El Consejo de Ministros aprobó ayer, entre otras medidas educativas, la nueva configuración de la asignatura de Religión, en sus dos versiones, confesional y aconfesional, ambas con valor académico. Algunas reacciones a la medida han sobrepasado los límites de la crítica razonable para adentrarse por los vericuetos del desenfreno ideológico. Se ha llegado a hablar de quiebra del consenso constitucional y del principio de aconfesionalidad del Estado. Por el contrario, se trata de la mejor solución adoptada desde la aprobación de la Constitución, absolutamente conforme con ella y respetuosa tanto con el valor educativo de la religión como con la libertad de los padres.

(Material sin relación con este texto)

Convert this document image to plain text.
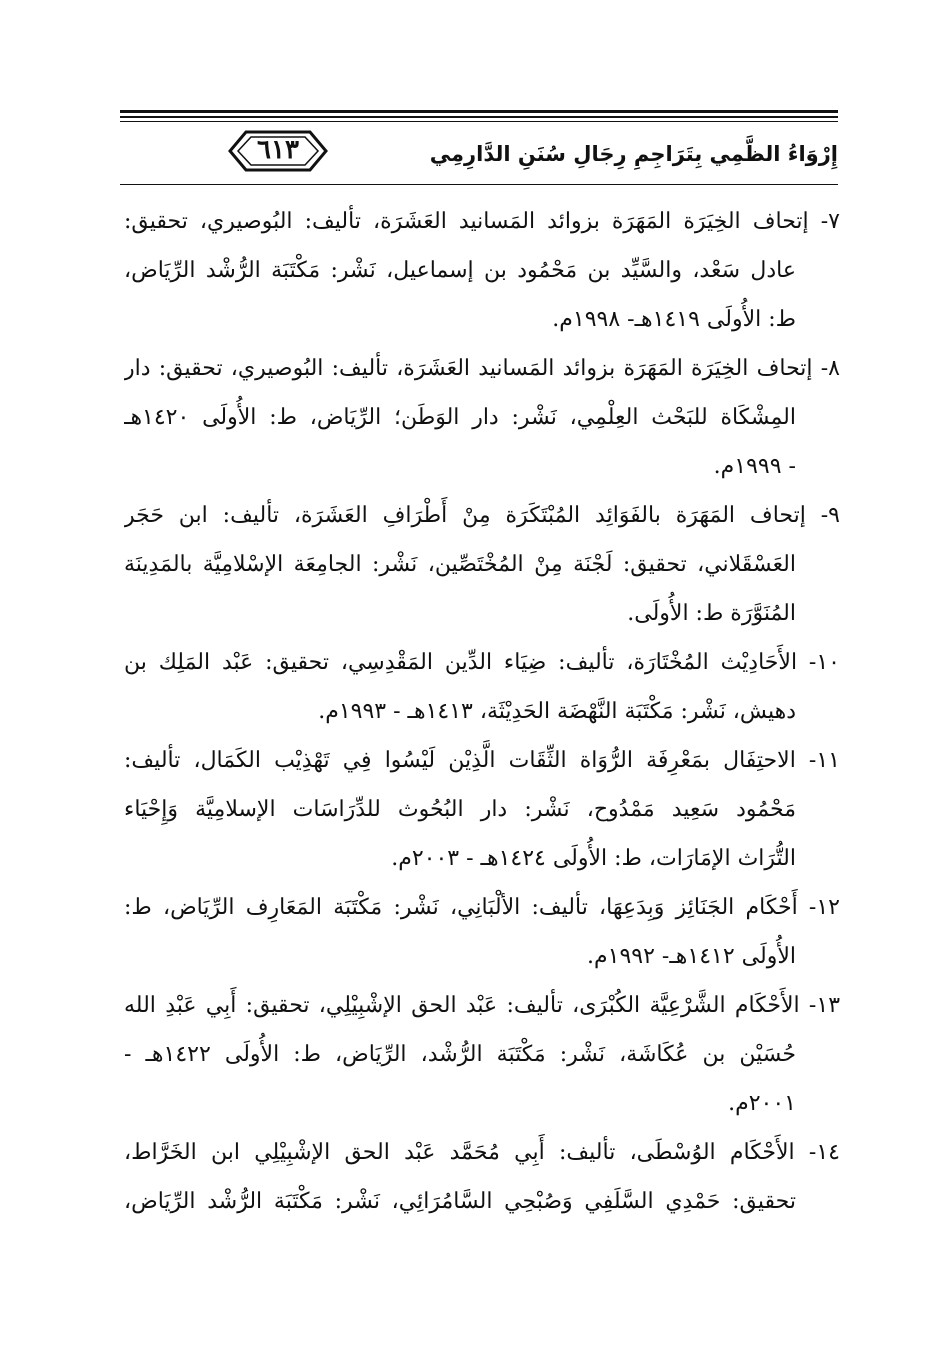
٦١٣	إِرْوَاءُ الظَّمِي بِتَرَاجِمِ رِجَالِ سُنَنِ الدَّارِمِي
٧- إتحاف الخِيَرَة المَهَرَة بزوائد المَسانيد العَشَرَة، تأليف: البُوصيري، تحقيق:
عادل سَعْد، والسَّيِّد بن مَحْمُود بن إسماعيل، نَشْر: مَكْتَبَة الرُّشْد الرِّيَاض،
ط: الأُولَى ١٤١٩هـ- ١٩٩٨م.
٨- إتحاف الخِيَرَة المَهَرَة بزوائد المَسانيد العَشَرَة، تأليف: البُوصيري، تحقيق: دار
المِشْكَاة للبَحْث العِلْمِي، نَشْر: دار الوَطَن؛ الرِّيَاض، ط: الأُولَى ١٤٢٠هـ
- ١٩٩٩م.
٩- إتحاف المَهَرَة بالفَوَائِد المُبْتَكَرَة مِنْ أَطْرَافِ العَشَرَة، تأليف: ابن حَجَر
العَسْقَلاني، تحقيق: لَجْنَة مِنْ المُخْتَصِّين، نَشْر: الجامِعَة الإسْلامِيَّة بالمَدِينَة
المُنَوَّرَة ط: الأُولَى.
١٠- الأَحَادِيْث المُخْتَارَة، تأليف: ضِيَاء الدِّين المَقْدِسِي، تحقيق: عَبْد المَلِك بن
دهيش، نَشْر: مَكْتَبَة النَّهْضَة الحَدِيْثَة، ١٤١٣هـ - ١٩٩٣م.
١١- الاحتِفَال بمَعْرِفَة الرُّوَاة الثِّقَات الَّذِيْن لَيْسُوا فِي تَهْذِيْب الكَمَال، تأليف:
مَحْمُود سَعِيد مَمْدُوح، نَشْر: دار البُحُوث للدِّرَاسَات الإسلامِيَّة وَإِحْيَاء
التُّرَاث الإمَارَات، ط: الأُولَى ١٤٢٤هـ - ٢٠٠٣م.
١٢- أَحْكَام الجَنَائِز وَبِدَعِهَا، تأليف: الألْبَانِي، نَشْر: مَكْتَبَة المَعَارِف الرِّيَاض، ط:
الأُولَى ١٤١٢هـ- ١٩٩٢م.
١٣- الأَحْكَام الشَّرْعِيَّة الكُبْرَى، تأليف: عَبْد الحق الإشْبِيْلِي، تحقيق: أَبِي عَبْدِ الله
حُسَيْن بن عُكَاشَة، نَشْر: مَكْتَبَة الرُّشْد، الرِّيَاض، ط: الأُولَى ١٤٢٢هـ -
٢٠٠١م.
١٤- الأَحْكَام الوُسْطَى، تأليف: أَبِي مُحَمَّد عَبْد الحق الإشْبِيْلِي ابن الخَرَّاط،
تحقيق: حَمْدِي السَّلَفِي وَصُبْحِي السَّامُرَائِي، نَشْر: مَكْتَبَة الرُّشْد الرِّيَاض،
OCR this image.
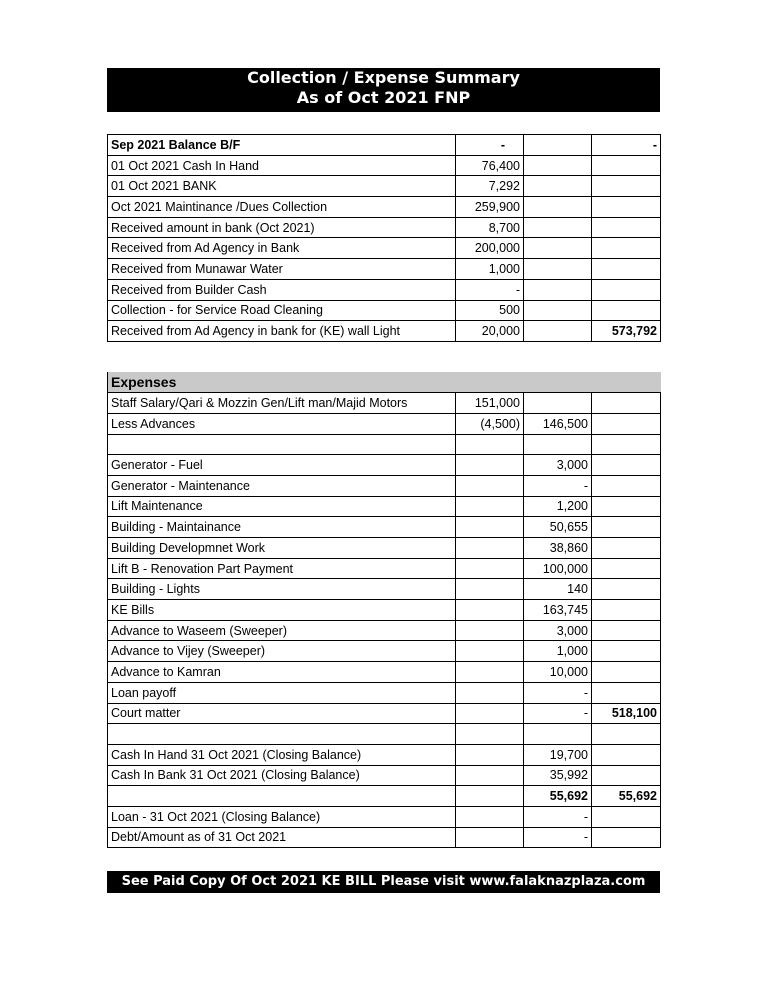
Collection / Expense Summary
As of Oct 2021 FNP
Sep 2021 Balance B/F	-		-
01 Oct 2021 Cash In Hand	76,400		
01 Oct 2021 BANK	7,292		
Oct 2021 Maintinance /Dues Collection	259,900		
Received amount in bank (Oct 2021)	8,700		
Received from Ad Agency in Bank	200,000		
Received from Munawar Water	1,000		
Received from Builder Cash	-		
Collection - for Service Road Cleaning	500		
Received from Ad Agency in bank for (KE) wall Light	20,000		573,792
Expenses			
Staff Salary/Qari & Mozzin Gen/Lift man/Majid Motors	151,000		
Less Advances	(4,500)	146,500	

Generator - Fuel		3,000	
Generator - Maintenance		-	
Lift Maintenance		1,200	
Building - Maintainance		50,655	
Building Developmnet Work		38,860	
Lift B - Renovation Part Payment		100,000	
Building - Lights		140	
KE Bills		163,745	
Advance to Waseem (Sweeper)		3,000	
Advance to Vijey (Sweeper)		1,000	
Advance to Kamran		10,000	
Loan payoff		-	
Court matter		-	518,100

Cash In Hand 31 Oct 2021 (Closing Balance)		19,700	
Cash In Bank 31 Oct 2021 (Closing Balance)		35,992	
		55,692	55,692
Loan - 31 Oct 2021 (Closing Balance)		-	
Debt/Amount as of 31 Oct 2021		-	
See Paid Copy Of Oct 2021 KE BILL Please visit www.falaknazplaza.com
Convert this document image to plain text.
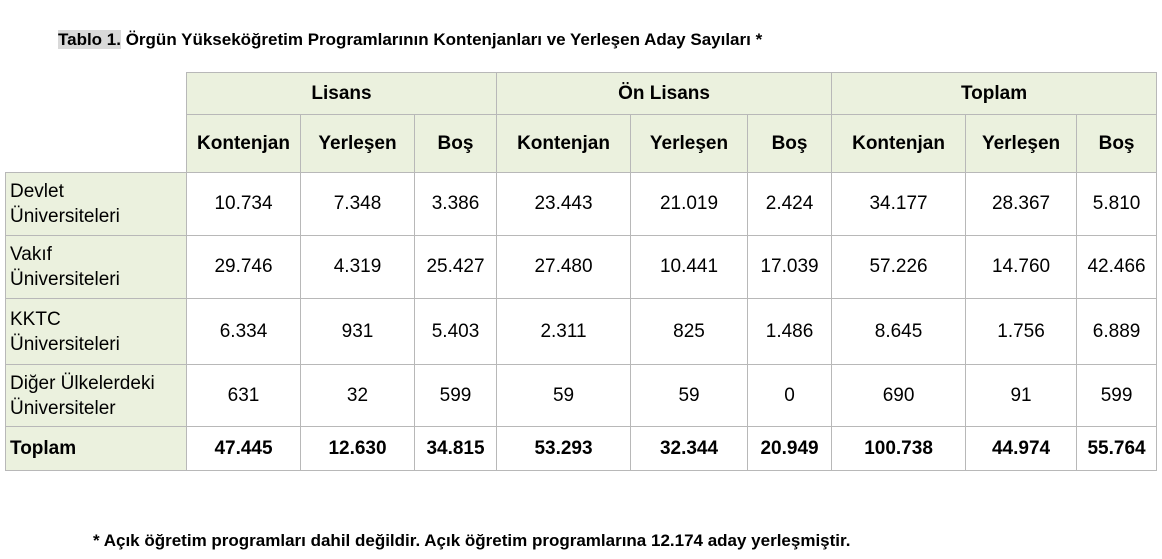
Tablo 1. Örgün Yükseköğretim Programlarının Kontenjanları ve Yerleşen Aday Sayıları *
	Lisans			Ön Lisans			Toplam		
	Kontenjan	Yerleşen	Boş	Kontenjan	Yerleşen	Boş	Kontenjan	Yerleşen	Boş
Devlet
Üniversiteleri	10.734	7.348	3.386	23.443	21.019	2.424	34.177	28.367	5.810
Vakıf
Üniversiteleri	29.746	4.319	25.427	27.480	10.441	17.039	57.226	14.760	42.466
KKTC
Üniversiteleri	6.334	931	5.403	2.311	825	1.486	8.645	1.756	6.889
Diğer Ülkelerdeki
Üniversiteler	631	32	599	59	59	0	690	91	599
Toplam	47.445	12.630	34.815	53.293	32.344	20.949	100.738	44.974	55.764
* Açık öğretim programları dahil değildir. Açık öğretim programlarına 12.174 aday yerleşmiştir.
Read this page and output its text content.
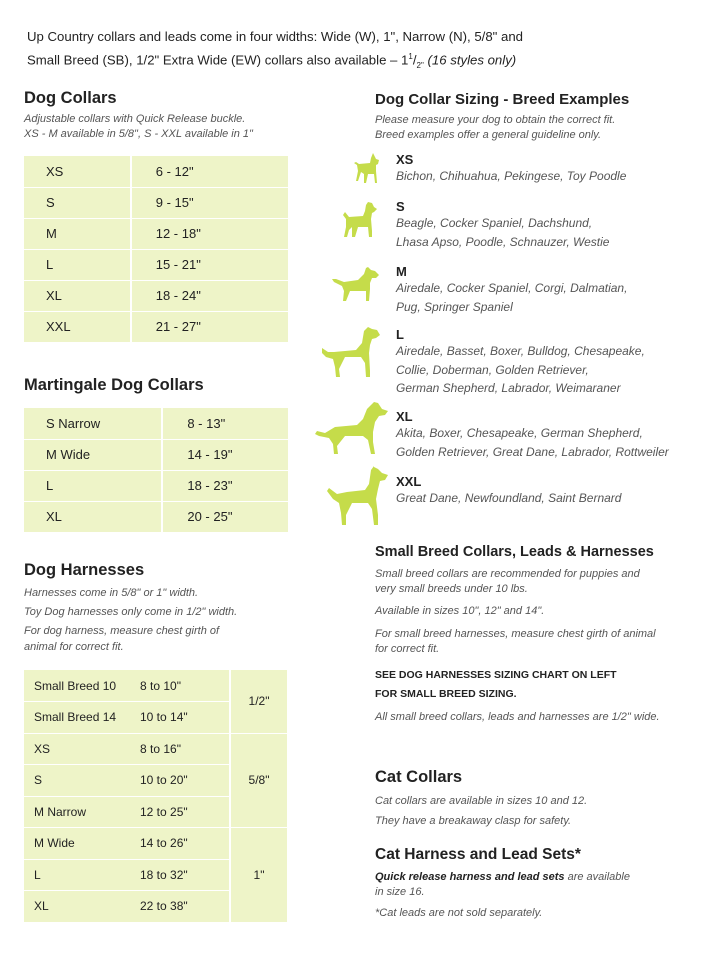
Up Country collars and leads come in four widths: Wide (W), 1", Narrow (N), 5/8" and
Small Breed (SB), 1/2" Extra Wide (EW) collars also available – $1^1/_{2"}$ (16 styles only)
Dog Collars
Adjustable collars with Quick Release buckle.
XS - M available in 5/8", S - XXL available in 1"
XS	6 - 12"
S	9 - 15"
M	12 - 18"
L	15 - 21"
XL	18 - 24"
XXL	21 - 27"
Martingale Dog Collars
S Narrow	8 - 13"
M Wide	14 - 19"
L	18 - 23"
XL	20 - 25"
Dog Harnesses
Harnesses come in 5/8" or 1" width.
Toy Dog harnesses only come in 1/2" width.
For dog harness, measure chest girth of
animal for correct fit.
Small Breed 10	8 to 10"	1/2"
Small Breed 14	10 to 14"	
XS	8 to 16"	5/8"
S	10 to 20"	
M Narrow	12 to 25"	
M Wide	14 to 26"	1"
L	18 to 32"	
XL	22 to 38"	
Dog Collar Sizing - Breed Examples
Please measure your dog to obtain the correct fit.
Breed examples offer a general guideline only.
XS
Bichon, Chihuahua, Pekingese, Toy Poodle
S
Beagle, Cocker Spaniel, Dachshund,
Lhasa Apso, Poodle, Schnauzer, Westie
M
Airedale, Cocker Spaniel, Corgi, Dalmatian,
Pug, Springer Spaniel
L
Airedale, Basset, Boxer, Bulldog, Chesapeake,
Collie, Doberman, Golden Retriever,
German Shepherd, Labrador, Weimaraner
XL
Akita, Boxer, Chesapeake, German Shepherd,
Golden Retriever, Great Dane, Labrador, Rottweiler
XXL
Great Dane, Newfoundland, Saint Bernard
Small Breed Collars, Leads & Harnesses
Small breed collars are recommended for puppies and
very small breeds under 10 lbs.
Available in sizes 10", 12" and 14".
For small breed harnesses, measure chest girth of animal
for correct fit.
SEE DOG HARNESSES SIZING CHART ON LEFT
FOR SMALL BREED SIZING.
All small breed collars, leads and harnesses are 1/2" wide.
Cat Collars
Cat collars are available in sizes 10 and 12.
They have a breakaway clasp for safety.
Cat Harness and Lead Sets*
Quick release harness and lead sets are available
in size 16.
*Cat leads are not sold separately.
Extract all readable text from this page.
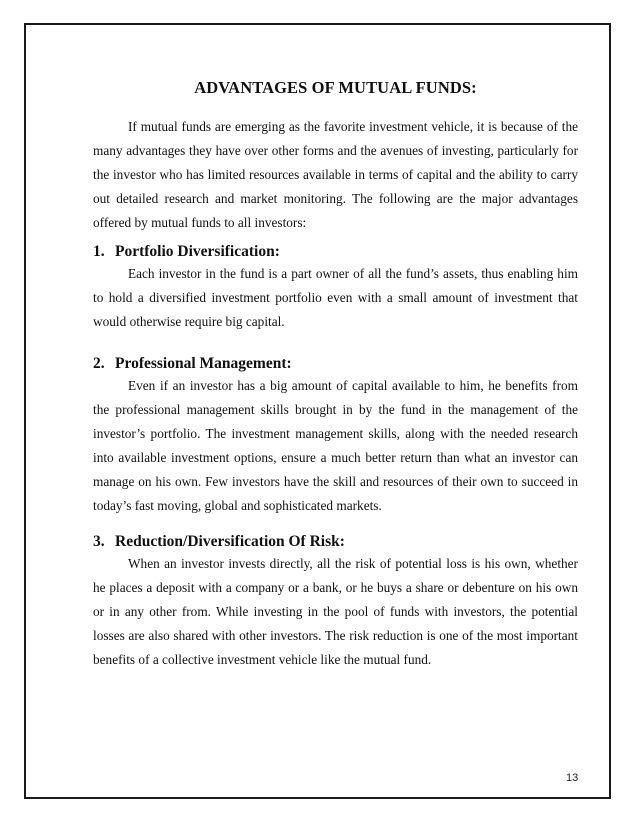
ADVANTAGES OF MUTUAL FUNDS:

If mutual funds are emerging as the favorite investment vehicle, it is because of the many advantages they have over other forms and the avenues of investing, particularly for the investor who has limited resources available in terms of capital and the ability to carry out detailed research and market monitoring. The following are the major advantages offered by mutual funds to all investors:

1. Portfolio Diversification:

Each investor in the fund is a part owner of all the fund’s assets, thus enabling him to hold a diversified investment portfolio even with a small amount of investment that would otherwise require big capital.

2. Professional Management:

Even if an investor has a big amount of capital available to him, he benefits from the professional management skills brought in by the fund in the management of the investor’s portfolio. The investment management skills, along with the needed research into available investment options, ensure a much better return than what an investor can manage on his own. Few investors have the skill and resources of their own to succeed in today’s fast moving, global and sophisticated markets.

3. Reduction/Diversification Of Risk:

When an investor invests directly, all the risk of potential loss is his own, whether he places a deposit with a company or a bank, or he buys a share or debenture on his own or in any other from. While investing in the pool of funds with investors, the potential losses are also shared with other investors. The risk reduction is one of the most important benefits of a collective investment vehicle like the mutual fund.

13
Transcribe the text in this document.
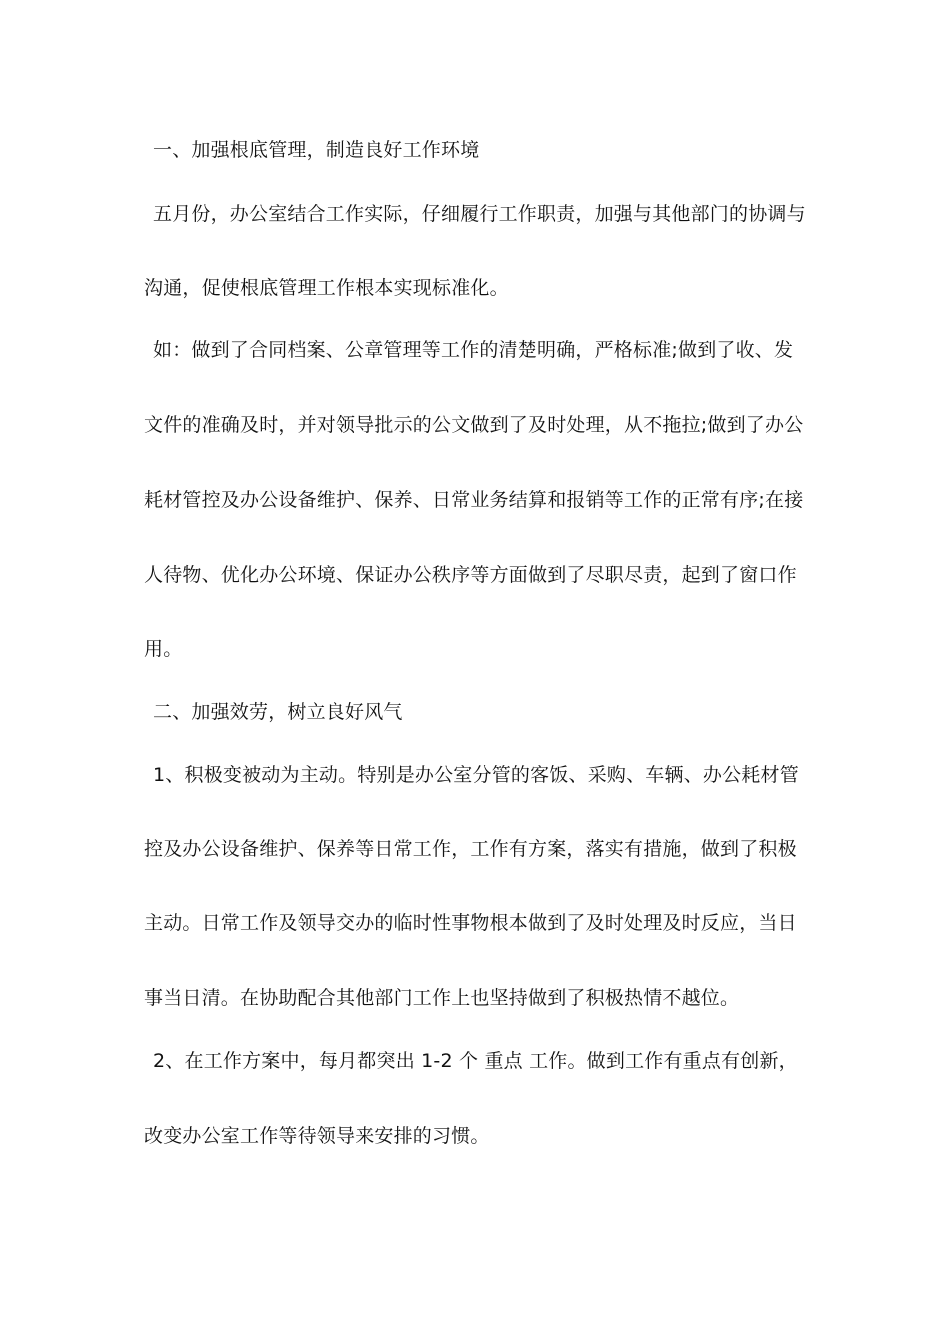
一、加强根底管理，制造良好工作环境
五月份，办公室结合工作实际，仔细履行工作职责，加强与其他部门的协调与
沟通，促使根底管理工作根本实现标准化。
如：做到了合同档案、公章管理等工作的清楚明确，严格标准;做到了收、发
文件的准确及时，并对领导批示的公文做到了及时处理，从不拖拉;做到了办公
耗材管控及办公设备维护、保养、日常业务结算和报销等工作的正常有序;在接
人待物、优化办公环境、保证办公秩序等方面做到了尽职尽责，起到了窗口作
用。
二、加强效劳，树立良好风气
1、积极变被动为主动。特别是办公室分管的客饭、采购、车辆、办公耗材管
控及办公设备维护、保养等日常工作，工作有方案，落实有措施，做到了积极
主动。日常工作及领导交办的临时性事物根本做到了及时处理及时反应，当日
事当日清。在协助配合其他部门工作上也坚持做到了积极热情不越位。
2、在工作方案中，每月都突出 1-2 个 重点 工作。做到工作有重点有创新，
改变办公室工作等待领导来安排的习惯。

Por supuesto que sin el conocimiento de la tradición cristiana no es posible entender ni la historia ni el arte ni, en general, la cultura española. Pero no se trata sólo de esto, con ser bastante, pues esta finalidad podría conseguirse sin una asignatura de carácter confesional. De lo que se trata es de integrar a la religión en el ámbito educativo, como parte esencial de la formación integral de la persona. Si no se trata de una ciencia, tampoco lo son las demás disciplinas humanísticas. Por lo demás, la idea de una asignatura no evaluable es una contradicción en los términos.

El criterio liberal es claro: libertad para elegir. Hace falta asumir los postulados totalitarios para pretender que la educación sea competencia directa y exclusiva del Estado. A éste lo que le corresponde es la garantía del derecho a la educación, no su ejercicio. Sócrates no fue funcionario público y algo enseñó a la humanidad. La neutralidad del Estado no consiste ni en el monopolio de la educación ni en la imposición de una visión materialista de la realidad. Por otra parte, quienes se lamentan de la formación religiosa recibida deben reconocer que no tuvo efectos tan devastadores como para impedirles el dictamen crítico. No faltan en nuestra historia reciente casos de agnósticos que enviaron a sus hijos a colegios religiosos. El anticlericalismo decimonónico puede explicarse, en parte, por los pasados privilegios de la Iglesia, aunque también sufrió persecuciones y expulsiones. Tampoco le han faltado méritos pedagógicos y culturales. Pero los progresistas son esencialmente nostálgicos. Son, más bien, «regresistas».

El Estado debe proteger el pluralismo y el derecho de los padres a elegir la formación de sus hijos, sin más límites que la defensa de los valores constitucionales y el Código penal. Pero no es esto lo que el buen «progre» desea, sino la imposición a todos de una educación materialista. Y el que quiera espiritualidad que se la pague: la religión, a la catequesis o, mejor, a las catacumbas. Pero no es lícito invocar la libertad para imponer una concepción materialista y atea. Sin la dimensión religiosa, queda amputada la visión integral de la realidad. Marx proclamó que la religión es el opio del pueblo. Sus retrógrados renuevos, que se alimentan de tópicos viejos de más de doscientos años, sienten un íntimo desasosiego cuando olfatean la trascendencia. La educación antirreligiosa es el opio del «progre», que adormece la conciencia de sus frustraciones y de sus viejos errores.

La nueva legislación no se limita al reconocimiento del valor educativo de la religión. También contribuye a recuperar la dignidad de la educación, amenazada por la antipedagogía, y expulsa de nuestro sistema la promoción automática de quienes fracasan y las horas de asueto en las aulas. Aprender no ha de ser tarea odiosa, pero tampoco es un juego divertido.